The newspaper reported this today amid mounting concerns of family and the public over the deaths of five rebel soldiers from the Counter Revolutionary Warfare unit, now being disbanded, and notorious prison escapee Alifereti Nimacere who were killed by loyal troops crushing last week's mutiny.

The commission said the dead men should have been treated as prisoners of war and they had rights after they were captured.

Although the Fiji Sun said police would not release the autopsy reports on the five dead rebels, both the rival Fiji Times and Daily Post reported today that medical authorities had confirmed that a soldier was beaten to death during the mutiny on November 2.

A total of eight soldiers, including three loyal troopers, were killed and 28 people, including civilians, were wounded.

According to the Fiji Times, the pathologist's report on Corporal Selesitino Kalounivale, who was buried yesterday, states: "Cause of death: multiple blunt force injuries, including head injury with sub-dual haemorrhage".

The newspaper quoted an unnamed medical source as saying "multiple blunt force" meant the former CRW unit soldier died from punches and kicks to the body.

Neither military or interim administration representatives were present for the funeral service at St Pius X Church in Raiwaqa or the burial at Vatuwaqa cemetery. Only the three loyal soldiers are being given military funerals.

A letter from the buried soldier's 10-year-old son Savirio brought tears to many when it was read out at the church service.

"Daddy, I'll always keep in mind and heart what you always told me, in choosing my career to be what I want to be - but not be a soldier," the boy had written after his father's death.

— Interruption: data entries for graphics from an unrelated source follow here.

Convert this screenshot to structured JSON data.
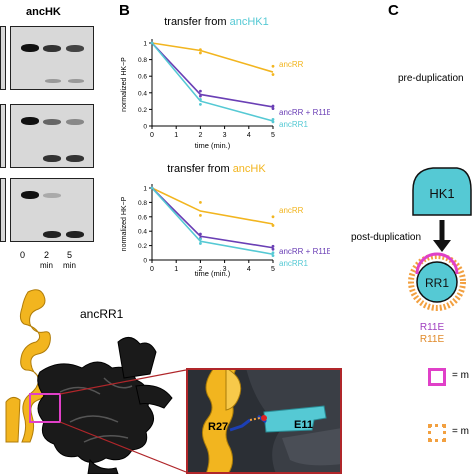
{
  "panels": {
    "A": "",
    "B": "B",
    "C": "C"
  },
  "gels": {
    "header": "ancHK",
    "header_color": "#f2b51f",
    "lane_labels": [
      "0",
      "2",
      "5"
    ],
    "lane_units": [
      "",
      "min",
      "min"
    ]
  },
  "chart_data": [
    {
      "type": "line",
      "title_prefix": "transfer from ",
      "title_highlight": "ancHK1",
      "title_highlight_color": "#55c9d4",
      "xlabel": "time (min.)",
      "ylabel": "normalized HK~P",
      "x_ticks": [
        0,
        1,
        2,
        3,
        4,
        5
      ],
      "y_ticks": [
        0,
        0.2,
        0.4,
        0.6,
        0.8,
        1
      ],
      "xlim": [
        0,
        5
      ],
      "ylim": [
        0,
        1
      ],
      "series": [
        {
          "name": "ancRR",
          "color": "#f2b51f",
          "x": [
            0,
            2,
            5
          ],
          "y": [
            1.0,
            0.91,
            0.65
          ],
          "points": [
            [
              0,
              1.0
            ],
            [
              2,
              0.92
            ],
            [
              2,
              0.88
            ],
            [
              5,
              0.72
            ],
            [
              5,
              0.62
            ]
          ]
        },
        {
          "name": "ancRR + R11E",
          "color": "#6a3fb5",
          "x": [
            0,
            2,
            5
          ],
          "y": [
            1.0,
            0.38,
            0.23
          ],
          "points": [
            [
              0,
              1.0
            ],
            [
              2,
              0.42
            ],
            [
              2,
              0.36
            ],
            [
              5,
              0.24
            ],
            [
              5,
              0.21
            ]
          ]
        },
        {
          "name": "ancRR1",
          "color": "#55c9d4",
          "x": [
            0,
            2,
            5
          ],
          "y": [
            1.0,
            0.3,
            0.06
          ],
          "points": [
            [
              0,
              1.0
            ],
            [
              2,
              0.32
            ],
            [
              2,
              0.26
            ],
            [
              5,
              0.08
            ],
            [
              5,
              0.05
            ]
          ]
        }
      ]
    },
    {
      "type": "line",
      "title_prefix": "transfer from ",
      "title_highlight": "ancHK",
      "title_highlight_color": "#f2b51f",
      "xlabel": "time (min.)",
      "ylabel": "normalized HK~P",
      "x_ticks": [
        0,
        1,
        2,
        3,
        4,
        5
      ],
      "y_ticks": [
        0,
        0.2,
        0.4,
        0.6,
        0.8,
        1
      ],
      "xlim": [
        0,
        5
      ],
      "ylim": [
        0,
        1
      ],
      "series": [
        {
          "name": "ancRR",
          "color": "#f2b51f",
          "x": [
            0,
            2,
            5
          ],
          "y": [
            1.0,
            0.68,
            0.5
          ],
          "points": [
            [
              0,
              1.0
            ],
            [
              2,
              0.8
            ],
            [
              2,
              0.62
            ],
            [
              5,
              0.6
            ],
            [
              5,
              0.48
            ]
          ]
        },
        {
          "name": "ancRR + R11E",
          "color": "#6a3fb5",
          "x": [
            0,
            2,
            5
          ],
          "y": [
            1.0,
            0.33,
            0.17
          ],
          "points": [
            [
              0,
              1.0
            ],
            [
              2,
              0.36
            ],
            [
              2,
              0.3
            ],
            [
              5,
              0.19
            ],
            [
              5,
              0.15
            ]
          ]
        },
        {
          "name": "ancRR1",
          "color": "#55c9d4",
          "x": [
            0,
            2,
            5
          ],
          "y": [
            1.0,
            0.26,
            0.08
          ],
          "points": [
            [
              0,
              1.0
            ],
            [
              2,
              0.29
            ],
            [
              2,
              0.23
            ],
            [
              5,
              0.1
            ],
            [
              5,
              0.06
            ]
          ]
        }
      ]
    }
  ],
  "structure": {
    "label": "ancRR1",
    "residues": [
      "R27",
      "E11"
    ],
    "helix_color": "#f2b51f",
    "protein_color": "#1a1a1a",
    "zoom_border_color": "#b0262a",
    "highlight_color": "#e040c8"
  },
  "diagram": {
    "pre_label": "pre-duplication",
    "post_label": "post-duplication",
    "hk_label": "HK1",
    "rr_label": "RR1",
    "mutation_1": "R11E",
    "mutation_2": "R11E",
    "mutation_1_color": "#a040c0",
    "mutation_2_color": "#e08a2a",
    "legend_1": "= m",
    "legend_2": "= m",
    "legend_1_color": "#e040c8",
    "legend_2_color": "#f2a040",
    "cyan": "#55c9d4"
  }
}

Hundreds also attended the funeral of 37-year-old Nimacere yesterday at a tomb-like landmark at the village of Nadonumai outside of Suva.

Village headman Atunaisa Bukadi was quoted in the Fiji Sun as saying it was not Nimacere's fault that he had become a criminal and spent most of his life in prison.

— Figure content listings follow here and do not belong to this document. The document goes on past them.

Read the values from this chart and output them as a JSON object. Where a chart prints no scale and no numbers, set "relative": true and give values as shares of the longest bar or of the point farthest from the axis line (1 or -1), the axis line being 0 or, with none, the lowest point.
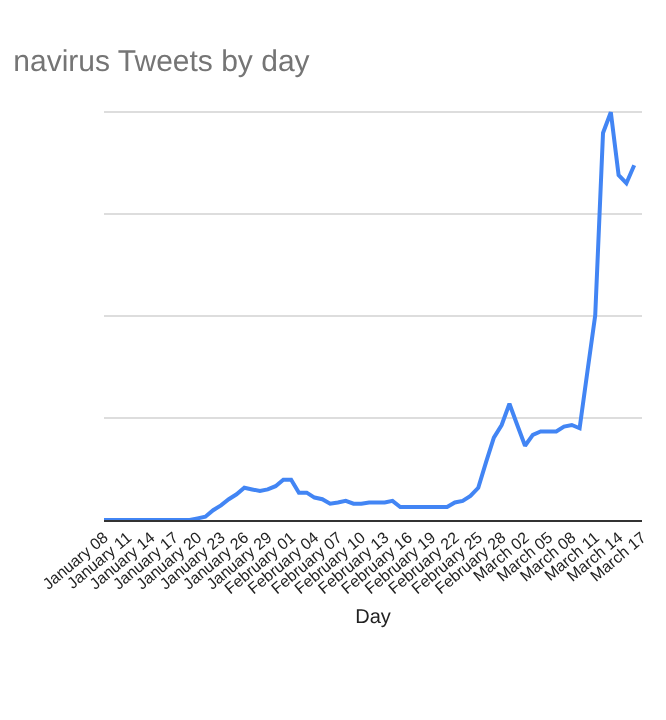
{
  "chart_data": {
    "type": "line",
    "title": "navirus Tweets by day",
    "xlabel": "Day",
    "relative": true,
    "grid": "y",
    "legend": false,
    "marker": "none",
    "line_style": "solid",
    "x": [
      "--01-08",
      "--01-09",
      "--01-10",
      "--01-11",
      "--01-12",
      "--01-13",
      "--01-14",
      "--01-15",
      "--01-16",
      "--01-17",
      "--01-18",
      "--01-19",
      "--01-20",
      "--01-21",
      "--01-22",
      "--01-23",
      "--01-24",
      "--01-25",
      "--01-26",
      "--01-27",
      "--01-28",
      "--01-29",
      "--01-30",
      "--01-31",
      "--02-01",
      "--02-02",
      "--02-03",
      "--02-04",
      "--02-05",
      "--02-06",
      "--02-07",
      "--02-08",
      "--02-09",
      "--02-10",
      "--02-11",
      "--02-12",
      "--02-13",
      "--02-14",
      "--02-15",
      "--02-16",
      "--02-17",
      "--02-18",
      "--02-19",
      "--02-20",
      "--02-21",
      "--02-22",
      "--02-23",
      "--02-24",
      "--02-25",
      "--02-26",
      "--02-27",
      "--02-28",
      "--02-29",
      "--03-01",
      "--03-02",
      "--03-03",
      "--03-04",
      "--03-05",
      "--03-06",
      "--03-07",
      "--03-08",
      "--03-09",
      "--03-10",
      "--03-11",
      "--03-12",
      "--03-13",
      "--03-14",
      "--03-15",
      "--03-16"
    ],
    "xlim": [
      "--01-08",
      "--03-17"
    ],
    "xticks": [
      {
        "value": "--01-08",
        "label": "January 08"
      },
      {
        "value": "--01-11",
        "label": "January 11"
      },
      {
        "value": "--01-14",
        "label": "January 14"
      },
      {
        "value": "--01-17",
        "label": "January 17"
      },
      {
        "value": "--01-20",
        "label": "January 20"
      },
      {
        "value": "--01-23",
        "label": "January 23"
      },
      {
        "value": "--01-26",
        "label": "January 26"
      },
      {
        "value": "--01-29",
        "label": "January 29"
      },
      {
        "value": "--02-01",
        "label": "February 01"
      },
      {
        "value": "--02-04",
        "label": "February 04"
      },
      {
        "value": "--02-07",
        "label": "February 07"
      },
      {
        "value": "--02-10",
        "label": "February 10"
      },
      {
        "value": "--02-13",
        "label": "February 13"
      },
      {
        "value": "--02-16",
        "label": "February 16"
      },
      {
        "value": "--02-19",
        "label": "February 19"
      },
      {
        "value": "--02-22",
        "label": "February 22"
      },
      {
        "value": "--02-25",
        "label": "February 25"
      },
      {
        "value": "--02-28",
        "label": "February 28"
      },
      {
        "value": "--03-02",
        "label": "March 02"
      },
      {
        "value": "--03-05",
        "label": "March 05"
      },
      {
        "value": "--03-08",
        "label": "March 08"
      },
      {
        "value": "--03-11",
        "label": "March 11"
      },
      {
        "value": "--03-14",
        "label": "March 14"
      },
      {
        "value": "--03-17",
        "label": "March 17"
      }
    ],
    "series": [
      {
        "color": "#4285f4",
        "values": [
          0,
          0,
          0,
          0,
          0,
          0,
          0,
          0,
          0,
          0,
          0,
          0,
          0.004,
          0.008,
          0.024,
          0.036,
          0.051,
          0.063,
          0.079,
          0.075,
          0.071,
          0.075,
          0.083,
          0.099,
          0.099,
          0.067,
          0.067,
          0.055,
          0.051,
          0.04,
          0.043,
          0.047,
          0.04,
          0.04,
          0.043,
          0.043,
          0.043,
          0.047,
          0.032,
          0.032,
          0.032,
          0.032,
          0.032,
          0.032,
          0.032,
          0.043,
          0.047,
          0.059,
          0.079,
          0.142,
          0.202,
          0.233,
          0.285,
          0.233,
          0.182,
          0.209,
          0.217,
          0.217,
          0.217,
          0.229,
          0.233,
          0.225,
          0.364,
          0.502,
          0.949,
          1,
          0.846,
          0.826,
          0.87
        ]
      }
    ]
  }
}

The headman said Nimacere was a "respected member" of the village and the main reason for his frequent escapes from jail had been "unfair treatment" by warders since he was first imprisoned at the age of 15.

Fiji Human Rights Commission (FHRC) media spokesperson Ritu Sabharwal told the Fiji Sun: "By law, the FHRC can investigate any public office or any person holding public office and because the RFMF is a public office."

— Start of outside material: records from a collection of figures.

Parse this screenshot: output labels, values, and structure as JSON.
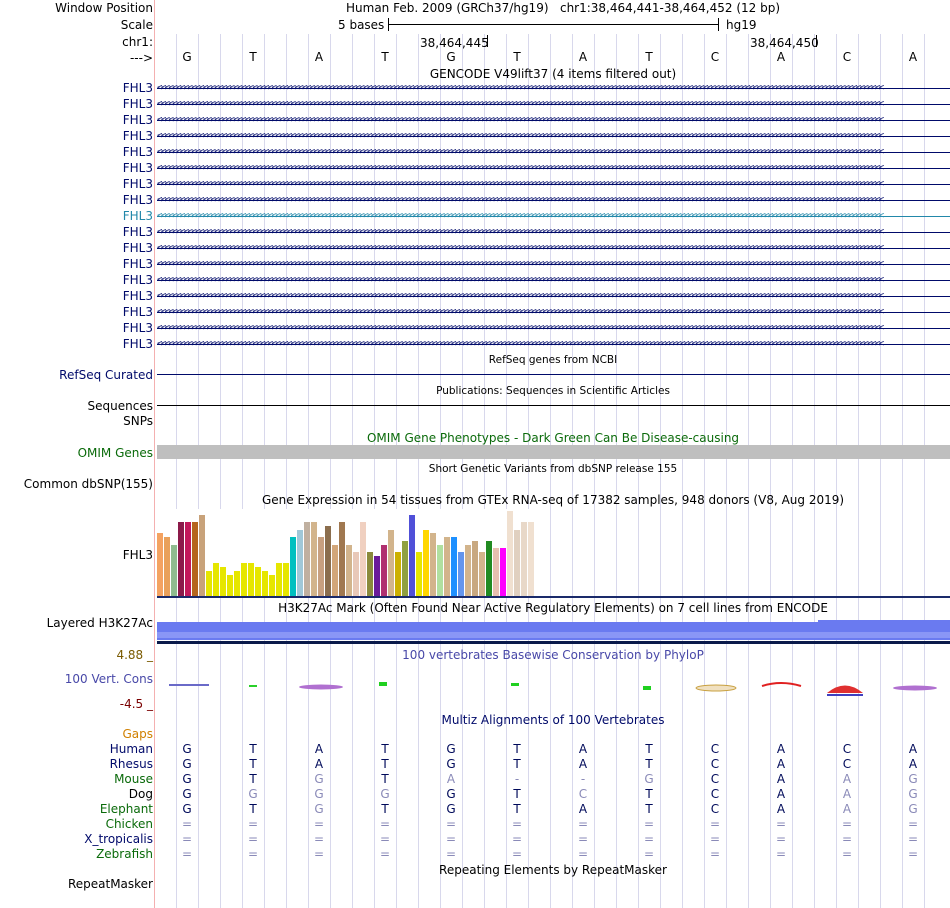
{
  "header": {
    "window_position_label": "Window Position",
    "scale_label": "Scale",
    "chr_label": "chr1:",
    "strand_label": "--->",
    "assembly": "Human Feb. 2009 (GRCh37/hg19)",
    "position": "chr1:38,464,441-38,464,452 (12 bp)",
    "scale_text": "5 bases",
    "scale_db": "hg19",
    "coord1": "38,464,445",
    "coord2": "38,464,450"
  },
  "bases": [
    "G",
    "T",
    "A",
    "T",
    "G",
    "T",
    "A",
    "T",
    "C",
    "A",
    "C",
    "A"
  ],
  "gencode": {
    "title": "GENCODE V49lift37 (4 items filtered out)",
    "rows": [
      {
        "label": "FHL3",
        "highlight": false
      },
      {
        "label": "FHL3",
        "highlight": false
      },
      {
        "label": "FHL3",
        "highlight": false
      },
      {
        "label": "FHL3",
        "highlight": false
      },
      {
        "label": "FHL3",
        "highlight": false
      },
      {
        "label": "FHL3",
        "highlight": false
      },
      {
        "label": "FHL3",
        "highlight": false
      },
      {
        "label": "FHL3",
        "highlight": false
      },
      {
        "label": "FHL3",
        "highlight": true
      },
      {
        "label": "FHL3",
        "highlight": false
      },
      {
        "label": "FHL3",
        "highlight": false
      },
      {
        "label": "FHL3",
        "highlight": false
      },
      {
        "label": "FHL3",
        "highlight": false
      },
      {
        "label": "FHL3",
        "highlight": false
      },
      {
        "label": "FHL3",
        "highlight": false
      },
      {
        "label": "FHL3",
        "highlight": false
      },
      {
        "label": "FHL3",
        "highlight": false
      }
    ]
  },
  "refseq": {
    "title": "RefSeq genes from NCBI",
    "label": "RefSeq Curated"
  },
  "pubs": {
    "title": "Publications: Sequences in Scientific Articles",
    "label1": "Sequences",
    "label2": "SNPs"
  },
  "omim": {
    "title": "OMIM Gene Phenotypes - Dark Green Can Be Disease-causing",
    "label": "OMIM Genes"
  },
  "dbsnp": {
    "title": "Short Genetic Variants from dbSNP release 155",
    "label": "Common dbSNP(155)"
  },
  "gtex": {
    "title": "Gene Expression in 54 tissues from GTEx RNA-seq of 17382 samples, 948 donors (V8, Aug 2019)",
    "label": "FHL3",
    "values": [
      17,
      16,
      14,
      20,
      20,
      20,
      22,
      7,
      9,
      8,
      6,
      7,
      9,
      9,
      8,
      7,
      6,
      9,
      9,
      16,
      18,
      20,
      20,
      16,
      19,
      14,
      20,
      14,
      12,
      20,
      12,
      11,
      14,
      18,
      12,
      15,
      22,
      12,
      18,
      17,
      14,
      16,
      16,
      12,
      14,
      15,
      12,
      15,
      13,
      13,
      23,
      18,
      20,
      20
    ],
    "colors": [
      "#f4a261",
      "#e9a05a",
      "#8fbc8f",
      "#8b1a4a",
      "#c2185b",
      "#b5651d",
      "#c8a27a",
      "#e6e600",
      "#e6e600",
      "#e6e600",
      "#e6e600",
      "#e6e600",
      "#e6e600",
      "#e6e600",
      "#e6e600",
      "#e6e600",
      "#e6e600",
      "#e6e600",
      "#e6e600",
      "#00c0c0",
      "#a0c8d8",
      "#c0b0a0",
      "#d2b48c",
      "#c8a080",
      "#8b6e4e",
      "#d2a679",
      "#a07850",
      "#d2b48c",
      "#e8c8b8",
      "#f0d0c0",
      "#8a8a3c",
      "#6a1b9a",
      "#b03070",
      "#d2b48c",
      "#ccb000",
      "#90a040",
      "#5050d8",
      "#e6e600",
      "#ffd700",
      "#d2b48c",
      "#b0e0a0",
      "#d2b48c",
      "#1e90ff",
      "#6495ed",
      "#d2b48c",
      "#c8a880",
      "#d2b48c",
      "#228b22",
      "#e8c0b0",
      "#ff00ff",
      "#f0e0d0",
      "#e0d0c0",
      "#e8d8c8",
      "#f0e0d0"
    ]
  },
  "h3k27ac": {
    "title": "H3K27Ac Mark (Often Found Near Active Regulatory Elements) on 7 cell lines from ENCODE",
    "label": "Layered H3K27Ac"
  },
  "cons": {
    "title": "100 vertebrates Basewise Conservation by PhyloP",
    "label": "100 Vert. Cons",
    "max": "4.88 _",
    "min": "-4.5 _"
  },
  "multiz": {
    "title": "Multiz Alignments of 100 Vertebrates",
    "gaps_label": "Gaps",
    "species": [
      {
        "name": "Human",
        "bases": [
          "G",
          "T",
          "A",
          "T",
          "G",
          "T",
          "A",
          "T",
          "C",
          "A",
          "C",
          "A"
        ]
      },
      {
        "name": "Rhesus",
        "bases": [
          "G",
          "T",
          "A",
          "T",
          "G",
          "T",
          "A",
          "T",
          "C",
          "A",
          "C",
          "A"
        ]
      },
      {
        "name": "Mouse",
        "bases": [
          "G",
          "T",
          "G",
          "T",
          "A",
          "-",
          "-",
          "G",
          "C",
          "A",
          "A",
          "G"
        ]
      },
      {
        "name": "Dog",
        "bases": [
          "G",
          "G",
          "G",
          "G",
          "G",
          "T",
          "C",
          "T",
          "C",
          "A",
          "A",
          "G"
        ]
      },
      {
        "name": "Elephant",
        "bases": [
          "G",
          "T",
          "G",
          "T",
          "G",
          "T",
          "A",
          "T",
          "C",
          "A",
          "A",
          "G"
        ]
      },
      {
        "name": "Chicken",
        "bases": [
          "=",
          "=",
          "=",
          "=",
          "=",
          "=",
          "=",
          "=",
          "=",
          "=",
          "=",
          "="
        ]
      },
      {
        "name": "X_tropicalis",
        "bases": [
          "=",
          "=",
          "=",
          "=",
          "=",
          "=",
          "=",
          "=",
          "=",
          "=",
          "=",
          "="
        ]
      },
      {
        "name": "Zebrafish",
        "bases": [
          "=",
          "=",
          "=",
          "=",
          "=",
          "=",
          "=",
          "=",
          "=",
          "=",
          "=",
          "="
        ]
      }
    ]
  },
  "rmsk": {
    "title": "Repeating Elements by RepeatMasker",
    "label": "RepeatMasker"
  },
  "colors": {
    "navy": "#000a6a",
    "teal": "#2288aa",
    "green": "#0a6a0a",
    "gaps": "#d08000",
    "cons_label": "#5555aa",
    "cons_max": "#7a5a00",
    "cons_min": "#7a0000",
    "chr_grid": "#d8d8ec"
  }
}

She said that in the wake of the mutiny at the Queen Elizabeth Barracks by CRW unit soldiers, complaints of brutality had been lodged by relatives and family members over the deaths of the five rebels and Nimacere.

Ms Sabharwal said the commission was following procedures under the 1997 Constitution, the Fiji Human Rights Commission Act, the International Law on Human Rights and the Fundamental Rights and Freedom Decree under the 1997 Constitution.

But military director of legal services Lieutenent Colonel Ratu Etuweni Caucau told the Fiji Sun that although the FHRC's views would be respected, the 1997 Constitution had been abrogated and "no longer exists".